Record number of private jet flights predicted for WEF summit
A new record of close to 1,500 private jet flights are expected this week at airports around Davos for the World Economic Forum (WEF) summit.
The figure was released on Monday by charter flight company Air Charter Service (ACS) that has been monitoring flight activity during the event since 2013. Last year’s summit saw a record 1,300 flights, an increase of 11% compared to 2017.
“If we see a similar increase this year, we could be looking at almost 1,500 aircraft movements over the six days,” said Andy Christie, Private Jets Director at ACS.

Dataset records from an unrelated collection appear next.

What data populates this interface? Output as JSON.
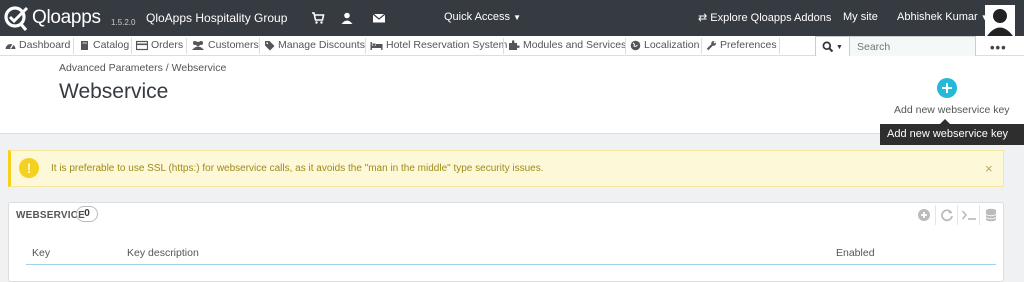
{
  "topbar": {
    "logo_text": "Qloapps",
    "version": "1.5.2.0",
    "shop_name": "QloApps Hospitality Group",
    "quick_access": "Quick Access",
    "explore": "Explore Qloapps Addons",
    "my_site": "My site",
    "user_name": "Abhishek Kumar"
  },
  "nav": {
    "items": [
      {
        "label": "Dashboard",
        "icon": "dashboard-icon"
      },
      {
        "label": "Catalog",
        "icon": "book-icon"
      },
      {
        "label": "Orders",
        "icon": "credit-card-icon"
      },
      {
        "label": "Customers",
        "icon": "users-icon"
      },
      {
        "label": "Manage Discounts",
        "icon": "tag-icon"
      },
      {
        "label": "Hotel Reservation System",
        "icon": "bed-icon"
      },
      {
        "label": "Modules and Services",
        "icon": "puzzle-icon"
      },
      {
        "label": "Localization",
        "icon": "globe-icon"
      },
      {
        "label": "Preferences",
        "icon": "wrench-icon"
      }
    ],
    "search_placeholder": "Search",
    "more": "•••"
  },
  "header": {
    "breadcrumb": "Advanced Parameters  /  Webservice",
    "title": "Webservice",
    "add_button": "Add new webservice key"
  },
  "tooltip": "Add new webservice key",
  "alert": {
    "text": "It is preferable to use SSL (https:) for webservice calls, as it avoids the \"man in the middle\" type security issues.",
    "icon": "!",
    "close": "×"
  },
  "panel": {
    "title": "WEBSERVICE",
    "count": "0",
    "tools": [
      "add-icon",
      "refresh-icon",
      "sql-icon",
      "database-icon"
    ],
    "columns": [
      "Key",
      "Key description",
      "Enabled"
    ]
  },
  "colors": {
    "topbar": "#363a41",
    "accent": "#25b9d7",
    "warning_bg": "#fcf8d8",
    "warning_border": "#f5d01f"
  }
}
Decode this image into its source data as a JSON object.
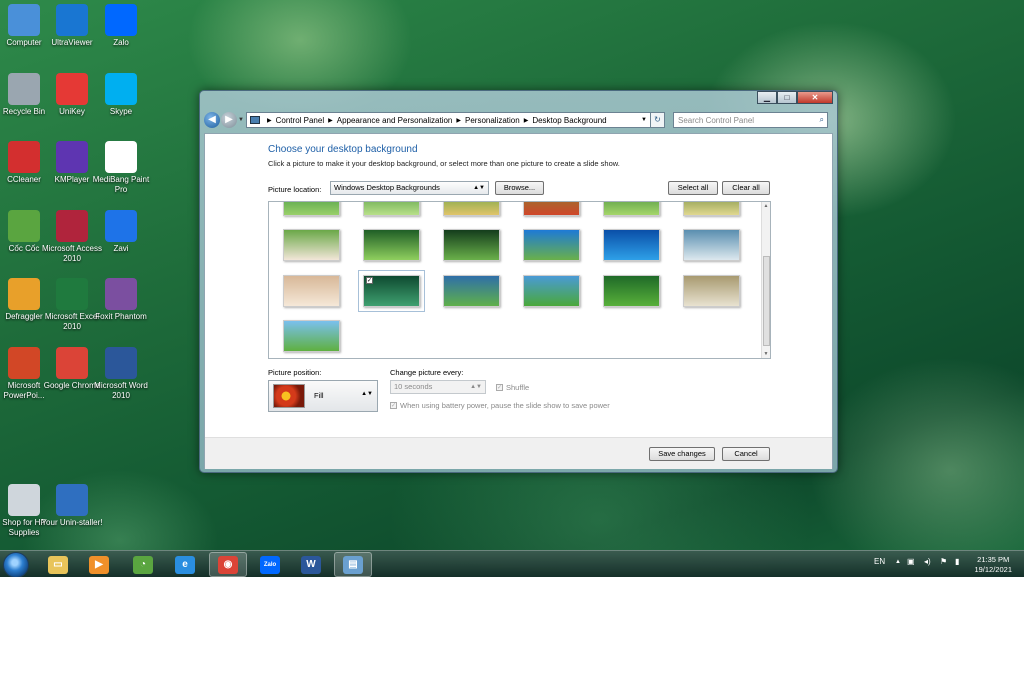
{
  "desktop_icons": [
    {
      "label": "Computer",
      "icon": "computer-icon",
      "color": "#4a90d9"
    },
    {
      "label": "UltraViewer",
      "icon": "ultraviewer-icon",
      "color": "#1976d2"
    },
    {
      "label": "Zalo",
      "icon": "zalo-icon",
      "color": "#0068ff"
    },
    {
      "label": "Recycle Bin",
      "icon": "recycle-bin-icon",
      "color": "#9aa6b0"
    },
    {
      "label": "UniKey",
      "icon": "unikey-icon",
      "color": "#e53935"
    },
    {
      "label": "Skype",
      "icon": "skype-icon",
      "color": "#00aff0"
    },
    {
      "label": "CCleaner",
      "icon": "ccleaner-icon",
      "color": "#d32f2f"
    },
    {
      "label": "KMPlayer",
      "icon": "kmplayer-icon",
      "color": "#5e35b1"
    },
    {
      "label": "MediBang Paint Pro",
      "icon": "medibang-icon",
      "color": "#ffffff"
    },
    {
      "label": "Cốc Cốc",
      "icon": "coccoc-icon",
      "color": "#5aa540"
    },
    {
      "label": "Microsoft Access 2010",
      "icon": "access-icon",
      "color": "#b0243c"
    },
    {
      "label": "Zavi",
      "icon": "zavi-icon",
      "color": "#1e73e8"
    },
    {
      "label": "Defraggler",
      "icon": "defraggler-icon",
      "color": "#e8a02a"
    },
    {
      "label": "Microsoft Excel 2010",
      "icon": "excel-icon",
      "color": "#1f7a3e"
    },
    {
      "label": "Foxit Phantom",
      "icon": "foxit-icon",
      "color": "#7b4fa0"
    },
    {
      "label": "Microsoft PowerPoi...",
      "icon": "powerpoint-icon",
      "color": "#d24726"
    },
    {
      "label": "Google Chrome",
      "icon": "chrome-icon",
      "color": "#db4437"
    },
    {
      "label": "Microsoft Word 2010",
      "icon": "word-icon",
      "color": "#2b579a"
    },
    {
      "label": "Shop for HP Supplies",
      "icon": "hp-printer-icon",
      "color": "#cfd6dc"
    },
    {
      "label": "Your Unin-staller!",
      "icon": "uninstaller-icon",
      "color": "#2f6fc0"
    }
  ],
  "window": {
    "breadcrumb": [
      "Control Panel",
      "Appearance and Personalization",
      "Personalization",
      "Desktop Background"
    ],
    "search_placeholder": "Search Control Panel",
    "title": "Choose your desktop background",
    "subtitle": "Click a picture to make it your desktop background, or select more than one picture to create a slide show.",
    "picture_location_label": "Picture location:",
    "picture_location_value": "Windows Desktop Backgrounds",
    "browse_label": "Browse...",
    "select_all_label": "Select all",
    "clear_all_label": "Clear all",
    "thumbnails": [
      {
        "c1": "#2f8a3a",
        "c2": "#9ad06a"
      },
      {
        "c1": "#3a8a30",
        "c2": "#b8e08a"
      },
      {
        "c1": "#4e9a38",
        "c2": "#e0c46a"
      },
      {
        "c1": "#7a8a30",
        "c2": "#d0462a"
      },
      {
        "c1": "#2e7d32",
        "c2": "#a5d66a"
      },
      {
        "c1": "#5a7a2a",
        "c2": "#e0d890"
      },
      {
        "c1": "#6aa848",
        "c2": "#f2e6d8"
      },
      {
        "c1": "#1f5e26",
        "c2": "#8fcf5e"
      },
      {
        "c1": "#143d1c",
        "c2": "#6ab04a"
      },
      {
        "c1": "#1e7ad6",
        "c2": "#6ab04a"
      },
      {
        "c1": "#0a4fa8",
        "c2": "#2ea0e8"
      },
      {
        "c1": "#5a8fb0",
        "c2": "#dce8ee"
      },
      {
        "c1": "#d8b898",
        "c2": "#f5e8d8"
      },
      {
        "c1": "#0e4a30",
        "c2": "#3fa070"
      },
      {
        "c1": "#2f6fa8",
        "c2": "#5fb04a"
      },
      {
        "c1": "#4a9ad6",
        "c2": "#4aa83a"
      },
      {
        "c1": "#1f6a28",
        "c2": "#58b03a"
      },
      {
        "c1": "#a89a70",
        "c2": "#e8e2d0"
      },
      {
        "c1": "#7ac0ee",
        "c2": "#5fb040"
      }
    ],
    "picture_position_label": "Picture position:",
    "picture_position_value": "Fill",
    "change_picture_label": "Change picture every:",
    "change_picture_value": "10 seconds",
    "shuffle_label": "Shuffle",
    "battery_label": "When using battery power, pause the slide show to save power",
    "save_label": "Save changes",
    "cancel_label": "Cancel",
    "minimize_glyph": "▁",
    "maximize_glyph": "□",
    "close_glyph": "✕",
    "back_glyph": "◀",
    "forward_glyph": "▶",
    "refresh_glyph": "↻",
    "search_glyph": "⌕"
  },
  "taskbar": {
    "apps": [
      {
        "name": "explorer",
        "icon": "folder-icon",
        "glyph": "▭",
        "color": "#e8c45a"
      },
      {
        "name": "media-player",
        "icon": "media-player-icon",
        "glyph": "▶",
        "color": "#f0902a"
      },
      {
        "name": "coccoc",
        "icon": "coccoc-icon",
        "glyph": "◔",
        "color": "#5aa540"
      },
      {
        "name": "internet-explorer",
        "icon": "ie-icon",
        "glyph": "e",
        "color": "#2a8ee0"
      },
      {
        "name": "chrome",
        "icon": "chrome-icon",
        "glyph": "◉",
        "color": "#db4437"
      },
      {
        "name": "zalo",
        "icon": "zalo-icon",
        "glyph": "Zalo",
        "color": "#0068ff"
      },
      {
        "name": "word",
        "icon": "word-icon",
        "glyph": "W",
        "color": "#2b579a"
      },
      {
        "name": "control-panel",
        "icon": "control-panel-icon",
        "glyph": "▤",
        "color": "#6aa0d0"
      }
    ],
    "language": "EN",
    "tray_up": "▲",
    "tray_glyphs": [
      "▣",
      "◂)",
      "⚑",
      "▮"
    ],
    "time": "21:35 PM",
    "date": "19/12/2021"
  }
}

Davos does not have its own airport and many attendees choose to fly in by helicopter from nearby airports. According to Christie, the four main airfields preferred by private jet users attending WEF are Zurich, Dübendorf, St. Gallen-Altenrhein and St. Moritz.

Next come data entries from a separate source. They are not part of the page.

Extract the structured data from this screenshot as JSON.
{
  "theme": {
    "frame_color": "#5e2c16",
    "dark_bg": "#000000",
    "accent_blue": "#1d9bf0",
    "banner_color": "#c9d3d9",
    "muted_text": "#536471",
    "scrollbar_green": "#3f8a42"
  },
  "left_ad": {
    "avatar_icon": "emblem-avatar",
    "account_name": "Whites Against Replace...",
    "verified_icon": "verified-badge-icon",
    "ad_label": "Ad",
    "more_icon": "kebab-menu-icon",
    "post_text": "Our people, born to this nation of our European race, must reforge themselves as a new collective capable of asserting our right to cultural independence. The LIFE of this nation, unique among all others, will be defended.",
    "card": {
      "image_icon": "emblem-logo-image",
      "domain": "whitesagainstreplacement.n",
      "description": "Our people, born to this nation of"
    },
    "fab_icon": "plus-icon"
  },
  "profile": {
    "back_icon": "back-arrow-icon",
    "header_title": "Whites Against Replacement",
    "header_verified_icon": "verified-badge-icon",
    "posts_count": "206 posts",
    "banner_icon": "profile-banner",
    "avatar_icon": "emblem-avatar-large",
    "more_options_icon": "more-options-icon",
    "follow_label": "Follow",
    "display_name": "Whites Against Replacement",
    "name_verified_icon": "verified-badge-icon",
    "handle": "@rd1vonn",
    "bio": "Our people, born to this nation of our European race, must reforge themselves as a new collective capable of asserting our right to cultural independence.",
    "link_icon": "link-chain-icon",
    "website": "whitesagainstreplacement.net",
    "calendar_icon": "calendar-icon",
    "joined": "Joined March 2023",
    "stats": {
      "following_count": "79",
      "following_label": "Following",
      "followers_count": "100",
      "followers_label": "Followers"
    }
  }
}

Top countries in terms of arrivals and departures of private jets to WEF are Germany, France, US, UK, Russia and the UAE.
“We have had bookings from as far as our operations in Hong Kong, India and the US – no other event has the same global appeal,” said Christie.
Attendees are increasingly opting for bigger jets such as Gulfstream GVs and Global Expresses.
“This is at least in part due to some of the long distances travelled, but also possibly due to business rivals not wanting to be seen to be outdone by one another,” said Christie.
The increase in private jet flights runs contrary to the importance given to climate change on the summit’s agenda. The WEF’s own Global Risks Perception Survey of nearly 1,000 decision-makers listed extreme weather and climate-change policy failures as the gravest threat over a ten-year horizon.
Organisers of the event say that the emissions are offset by environmental initiatives. This year participants taking the train will be be partially reimbursed.
“Most private aircraft are chartered by political leaders because it is more efficient and safer,” Dominique Waughray, head of Global Public Goods at WEF told the press agency AFP. “So it’s more of a security measure, but we still compensate for it.”